Differentiable learning of automata
October 14, 2016 — November 4, 2024
Learning stack machines, random access machines, nested hierarchical parsing machines, Turing machines, and whatever other automata-with-memory you wish, from data. In other words, teaching computers to program themselves via a deep learning formalism.
This is an obvious idea, indeed, one of the original ideas from the GOFAI days. How to make it work in NNs is not obvious, but there are some charming toy examples. Obviously, a hypothetical superhuman Artificial General Intelligence would be good at handling computer-science problems.
Directly learning automata is not the absolute hippest research area right now, though, on account of being hard in general. Some progress has been made. My sense is that most of the hyped research that looks like differentiable computer learning is in the slightly-better-contained area of reinforcement learning where more progress can be made, or in the hot area of large LLMs which are harder to explain but solve the same kind of problems whilst looking different inside.

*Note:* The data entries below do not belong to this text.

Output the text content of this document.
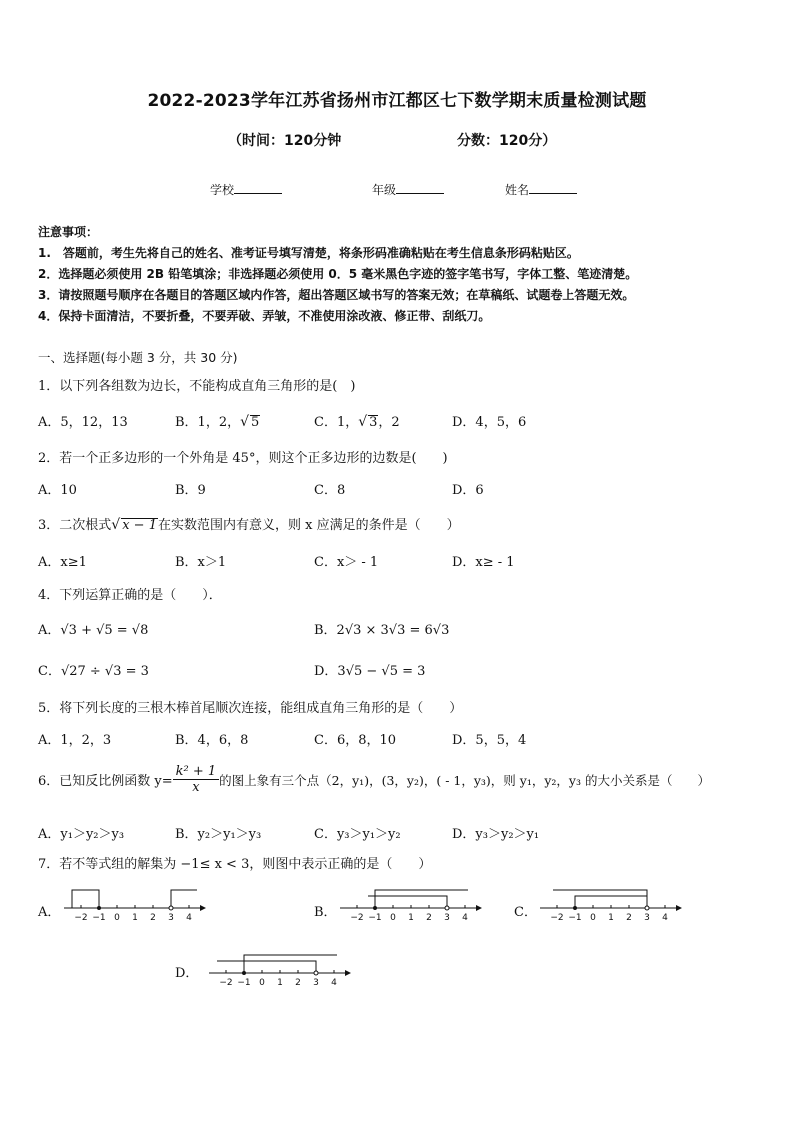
2022-2023学年江苏省扬州市江都区七下数学期末质量检测试题
（时间：120分钟	分数：120分）
学校	年级	姓名
注意事项：
1.　答题前，考生先将自己的姓名、准考证号填写清楚，将条形码准确粘贴在考生信息条形码粘贴区。
2．选择题必须使用 2B 铅笔填涂；非选择题必须使用 0．5 毫米黑色字迹的签字笔书写，字体工整、笔迹清楚。
3．请按照题号顺序在各题目的答题区域内作答，超出答题区域书写的答案无效；在草稿纸、试题卷上答题无效。
4．保持卡面清洁，不要折叠，不要弄破、弄皱，不准使用涂改液、修正带、刮纸刀。
一、选择题(每小题 3 分，共 30 分)
1．以下列各组数为边长，不能构成直角三角形的是(　)
A．5，12，13	B．1，2，√ 5	C．1，√ 3，2	D．4，5，6
2．若一个正多边形的一个外角是 45°，则这个正多边形的边数是(　　)
A．10	B．9	C．8	D．6
3．二次根式√ x − 1在实数范围内有意义，则 x 应满足的条件是（　　）
A．x≥1	B．x＞1	C．x＞ - 1	D．x≥ - 1
4．下列运算正确的是（　　）．
A．√3 + √5 = √8	B．2√3 × 3√3 = 6√3
C．√27 ÷ √3 = 3	D．3√5 − √5 = 3
5．将下列长度的三根木棒首尾顺次连接，能组成直角三角形的是（　　）
A．1，2，3	B．4，6，8	C．6，8，10	D．5，5，4
6．已知反比例函数 $y= \frac{\text{k² + 1}}{x}$ 的图上象有三个点（2，y₁)，(3，y₂)，( - 1，y₃)，则 y₁，y₂，y₃ 的大小关系是（　　）
A．y₁＞y₂＞y₃	B．y₂＞y₁＞y₃	C．y₃＞y₁＞y₂	D．y₃＞y₂＞y₁
7．若不等式组的解集为 −1≤ x < 3，则图中表示正确的是（　　）
A．	B．	C．
D．
−2 −1 0 1 2 3 4	−2 −1 0 1 2 3 4	−2 −1 0 1 2 3 4
−2 −1 0 1 2 3 4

Related: grammatical inference, memory machines.
1 Incoming
Language Generation in the Limit (Kleinberg and Mullainathan 2024) looks interesting.
Cheng Soon Ong described it as a
talk by Jon Kleinberg on language generation being easier than language identification. He mentions an interesting tension between hallucination and mode collapse.
sanderwood/bgpt: Beyond Language Models: Byte Models are Digital World Simulators (Wu et al. 2024)
Blazek claims his neural networks implement predicate logic directly and yet are tractable which would be interesting to look into (Blazek and Lin 2021, 2020; Blazek, Venkatesh, and Lin 2021).
Google branded: Differentiable neural computers.
Christopher Olah’s Characteristically pedagogic intro.
Adrian Colyer’s introduction to neural Turing machines.
Andrej Karpathy’s memory machine list.
Facebook’s GTN:
GTN is an open source framework for automatic differentiation with a powerful, expressive type of graph called weighted finite-state transducers (WFSTs). Just as PyTorch provides a framework for automatic differentiation with tensors, GTN provides such a framework for WFSTs. AI researchers and engineers can use GTN to more effectively train graph-based machine learning models.